"Der weiße Dampfer" ist ein sehr eindrucksvolles Werk des bekannten
kirgisischen Autors. Es behandelt das tragische Schicksal eines siebenjährigen
namenlosen Jungen in seinem Heimat-Aul in den kirgisischen Bergen. Die einzige
Figur, die den elternlosen Jungen liebt, ist das älteste Mitglied der
Pflegefamilie, Momun. Doch der Förster Oroskul, sein Schwiegersohn und dessen
Frau schikanieren die beiden Personen. So flüchtet sich der Junge in die Mythen
einer längst vergangenen kirgisischen Märchenwelt. Er glaubt an die
"Gehörnte Hirschmutter", die die kirgisischen Stämme beschützte und
vor der Ausrottung bewahrte. Doch der tyrannische Oroskul, materialistisch
eingestellt, glaubt nicht an die Legende und als vor der Försterei plötzlich
Marale auftauchen, zwingt der herzlose Förster seinen Schwiegervater, die
Maralkuh zu erschießen. Der Schwiegervater, der, um die Eintracht der Familie
zu retten und um jedem Konflikt aus dem Wege zu gehen, dem Befehl des Försters
gehorcht, betrinkt sich beim Festmahl. Er war zu alt und zu schwach zum
Widerstand gegen diese sinnlose Tat. Aus Abscheu und Ekel darüber nimmt sich
der Junge das Leben. Er meint damit, seinen eigenen Wunschtraum zu erfüllen:
sich in einen Fisch zu verwandeln, durch den Fluß zu schwimmen um seinen Vater
zu finden.

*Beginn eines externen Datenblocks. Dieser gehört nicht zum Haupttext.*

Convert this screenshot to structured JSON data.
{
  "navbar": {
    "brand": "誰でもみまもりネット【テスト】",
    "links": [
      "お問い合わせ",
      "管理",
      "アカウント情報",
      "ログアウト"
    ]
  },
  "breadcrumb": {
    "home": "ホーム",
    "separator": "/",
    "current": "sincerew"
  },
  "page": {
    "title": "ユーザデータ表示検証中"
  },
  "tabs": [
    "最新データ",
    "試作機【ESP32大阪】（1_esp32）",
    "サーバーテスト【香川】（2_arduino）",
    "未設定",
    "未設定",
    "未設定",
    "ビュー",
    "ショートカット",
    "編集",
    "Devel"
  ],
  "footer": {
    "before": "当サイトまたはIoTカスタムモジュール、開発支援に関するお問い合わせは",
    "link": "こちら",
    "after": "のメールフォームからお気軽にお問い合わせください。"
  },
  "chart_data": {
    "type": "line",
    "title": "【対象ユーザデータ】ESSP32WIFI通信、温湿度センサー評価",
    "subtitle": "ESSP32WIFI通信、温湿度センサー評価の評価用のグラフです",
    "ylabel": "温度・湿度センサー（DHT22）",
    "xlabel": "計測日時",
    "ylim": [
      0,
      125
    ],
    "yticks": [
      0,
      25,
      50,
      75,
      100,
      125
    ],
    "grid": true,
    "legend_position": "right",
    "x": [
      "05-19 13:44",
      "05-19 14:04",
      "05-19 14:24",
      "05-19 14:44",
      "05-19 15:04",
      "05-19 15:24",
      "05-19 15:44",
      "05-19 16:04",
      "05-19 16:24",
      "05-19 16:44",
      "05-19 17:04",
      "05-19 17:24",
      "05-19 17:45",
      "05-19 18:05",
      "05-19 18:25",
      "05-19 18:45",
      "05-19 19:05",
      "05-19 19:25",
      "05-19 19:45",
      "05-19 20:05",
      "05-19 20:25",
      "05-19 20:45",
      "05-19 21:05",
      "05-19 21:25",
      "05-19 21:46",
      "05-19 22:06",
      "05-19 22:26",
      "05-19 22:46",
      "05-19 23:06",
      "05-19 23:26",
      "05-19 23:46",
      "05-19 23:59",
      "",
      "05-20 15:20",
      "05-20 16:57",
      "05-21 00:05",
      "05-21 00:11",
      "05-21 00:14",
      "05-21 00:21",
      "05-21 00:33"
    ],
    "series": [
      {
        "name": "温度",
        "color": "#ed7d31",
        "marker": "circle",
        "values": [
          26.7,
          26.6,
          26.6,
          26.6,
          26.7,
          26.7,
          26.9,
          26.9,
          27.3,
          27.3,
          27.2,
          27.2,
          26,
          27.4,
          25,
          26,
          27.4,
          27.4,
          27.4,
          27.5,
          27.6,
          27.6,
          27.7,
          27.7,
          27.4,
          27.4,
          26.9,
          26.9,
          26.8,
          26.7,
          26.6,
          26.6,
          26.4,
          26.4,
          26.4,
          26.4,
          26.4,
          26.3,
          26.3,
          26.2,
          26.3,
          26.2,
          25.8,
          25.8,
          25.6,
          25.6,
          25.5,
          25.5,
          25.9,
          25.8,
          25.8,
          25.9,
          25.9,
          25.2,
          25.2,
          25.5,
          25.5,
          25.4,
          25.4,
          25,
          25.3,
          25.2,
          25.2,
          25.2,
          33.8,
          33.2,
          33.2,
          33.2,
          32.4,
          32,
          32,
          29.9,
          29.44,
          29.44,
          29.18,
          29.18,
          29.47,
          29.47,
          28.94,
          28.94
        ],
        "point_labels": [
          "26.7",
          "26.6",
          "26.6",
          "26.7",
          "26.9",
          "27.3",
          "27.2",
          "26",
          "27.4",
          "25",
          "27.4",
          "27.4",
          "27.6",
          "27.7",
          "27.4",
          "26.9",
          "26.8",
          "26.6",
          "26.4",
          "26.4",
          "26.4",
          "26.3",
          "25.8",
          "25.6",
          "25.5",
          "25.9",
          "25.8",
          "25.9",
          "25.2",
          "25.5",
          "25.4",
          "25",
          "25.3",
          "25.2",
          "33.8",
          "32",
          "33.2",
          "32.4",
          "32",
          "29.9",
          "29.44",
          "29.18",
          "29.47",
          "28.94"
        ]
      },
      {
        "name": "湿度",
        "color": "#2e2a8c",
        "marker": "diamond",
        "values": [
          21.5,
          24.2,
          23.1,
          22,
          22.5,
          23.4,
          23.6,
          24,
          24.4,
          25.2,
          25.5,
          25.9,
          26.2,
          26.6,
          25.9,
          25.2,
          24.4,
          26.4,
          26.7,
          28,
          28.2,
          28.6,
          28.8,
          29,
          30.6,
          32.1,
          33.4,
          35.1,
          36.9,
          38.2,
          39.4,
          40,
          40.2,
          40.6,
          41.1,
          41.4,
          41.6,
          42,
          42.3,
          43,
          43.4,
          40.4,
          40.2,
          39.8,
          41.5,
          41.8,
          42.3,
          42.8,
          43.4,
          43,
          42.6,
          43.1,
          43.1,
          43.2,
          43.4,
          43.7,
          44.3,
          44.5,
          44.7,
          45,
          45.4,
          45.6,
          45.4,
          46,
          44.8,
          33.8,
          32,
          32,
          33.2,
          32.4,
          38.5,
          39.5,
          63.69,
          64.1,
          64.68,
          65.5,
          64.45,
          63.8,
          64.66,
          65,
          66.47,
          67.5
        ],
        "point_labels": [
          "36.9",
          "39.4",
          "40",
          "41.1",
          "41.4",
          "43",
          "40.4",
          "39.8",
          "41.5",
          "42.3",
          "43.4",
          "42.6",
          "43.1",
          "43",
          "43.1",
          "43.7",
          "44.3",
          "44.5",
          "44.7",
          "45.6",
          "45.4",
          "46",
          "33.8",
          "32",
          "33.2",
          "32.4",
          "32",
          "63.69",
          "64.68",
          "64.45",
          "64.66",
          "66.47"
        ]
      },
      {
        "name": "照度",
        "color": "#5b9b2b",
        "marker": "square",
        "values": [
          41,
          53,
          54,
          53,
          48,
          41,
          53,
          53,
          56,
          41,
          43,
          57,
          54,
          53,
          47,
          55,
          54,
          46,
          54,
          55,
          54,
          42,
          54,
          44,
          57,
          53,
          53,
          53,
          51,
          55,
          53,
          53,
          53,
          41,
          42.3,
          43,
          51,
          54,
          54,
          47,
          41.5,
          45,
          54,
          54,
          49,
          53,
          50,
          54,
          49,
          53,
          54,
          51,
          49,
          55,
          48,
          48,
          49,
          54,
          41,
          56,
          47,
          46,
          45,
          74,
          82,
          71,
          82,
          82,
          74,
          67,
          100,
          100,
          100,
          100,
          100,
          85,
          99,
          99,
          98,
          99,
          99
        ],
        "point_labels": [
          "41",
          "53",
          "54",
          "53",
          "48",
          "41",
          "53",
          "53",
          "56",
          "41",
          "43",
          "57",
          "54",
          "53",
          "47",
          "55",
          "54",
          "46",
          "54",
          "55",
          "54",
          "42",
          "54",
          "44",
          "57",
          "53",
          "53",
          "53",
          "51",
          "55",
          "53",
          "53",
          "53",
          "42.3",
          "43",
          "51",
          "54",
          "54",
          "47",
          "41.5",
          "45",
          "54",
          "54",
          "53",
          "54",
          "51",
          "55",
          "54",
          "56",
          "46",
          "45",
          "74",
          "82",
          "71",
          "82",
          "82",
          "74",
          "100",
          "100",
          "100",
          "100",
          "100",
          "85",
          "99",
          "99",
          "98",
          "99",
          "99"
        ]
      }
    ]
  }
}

Dieser ist Matrose auf einem weißen Dampfer, den er finden möchte,
um ihn sein Elend zu berichten.
"Der Junge ging. Stieg zum Fluß hinab. Und trat ins Wasser, rannte durch
die Untiefe, hastig, glitt aus und fiel hin. Er zitterte unter den eisigen
Wasserspritzern, und als er die Stromschnelle erreicht hatte, riß ihm die
Strömung den Boden unter den Füßen weg. Er zappelte im wilden Wasser,
versuchte zu schwimmen, schluckte Wasser und erstarrte...Du bist weggeschwommen,
mein Junge, in dein Märchen. Hast du gewußt, daß du dich nicht in einen Fisch
verwandeln, nicht zum Issyk-Kul schwimmen, nicht den weißen Dampfer sehen und
nicht sagen würdest: "Guten Tag, weißer Dampfer, ich bin's." Du bist
weggeschwommen. Ich kann jetzt nur eines sagen - du hast verworfen, womit sich
dein kindliches Herz nicht abfinden konnte. Und das ist mein Trost. Du hast wie
ein Blitz gelebt, der einmal kurz aufgeflammt und dann verloschen ist. Aber die
Blitze werden vom Himmel gezündet. Und der Himmel ist ewig. Auch das ist mein
Trost. Genauso tröstet mich, daß das kindliche Gewissen im Menschen ist, wie
der Keim im Samenkorn - ohne Keim geht der Samen nicht auf. Was immer uns auf
der Welt erwarten mag, die Wahrheit wird ewig bleiben, solange Menschen geboren
werden und sterben...Zum Abschied wiederhole ich deine Worte, Junge: "Guten
Tag, weißer Dampfer, ich bin's.""
Dieser hier von mir bewußt ausführlich zitierte Schluß der Erzählung zeigt,
wie vieldeutig und mehrdimensional diese wunderbare Novelle Aitmatows ist. Es
handelt sich nicht nur um die Konfrontation zwischen Tradition und Moderne, um
den Gegensatz zwischen Gut und Böse. Es zeigt die Folgen von Hartherzigkeit und
Schuld. Diese Schuld führt zu Verwicklungen, die nie rückgängig zu machen
sind, immer Narben hinterlassen. Der Junge lehnt sich kompromisslos gegen
Unterdrückung auf, die er nicht ertragen kann - und wählt so den einzig für
ihn möglichen Weg, seinem Elend zu entgehen. Jeder andere Schluß wäre meines
Erachtens unbefriedigend, da oberflächlich mit einem zwanghaften "Happy
end" versehen gewesen. Nein, es gibt hier kein "Happy end" - und
dies macht die Botschaft der Erzählung, so zu leben, dass sein eigenes Leben im
Einklang mit der Natur steht und immer das eigene Handeln die Würde des
Andersdenkenden beachten sollte, um so glaubwürdiger.
Fazit
Ein eindrucksvolles Buch, meines Erachtens Aitmatows bestes Werk überhaupt.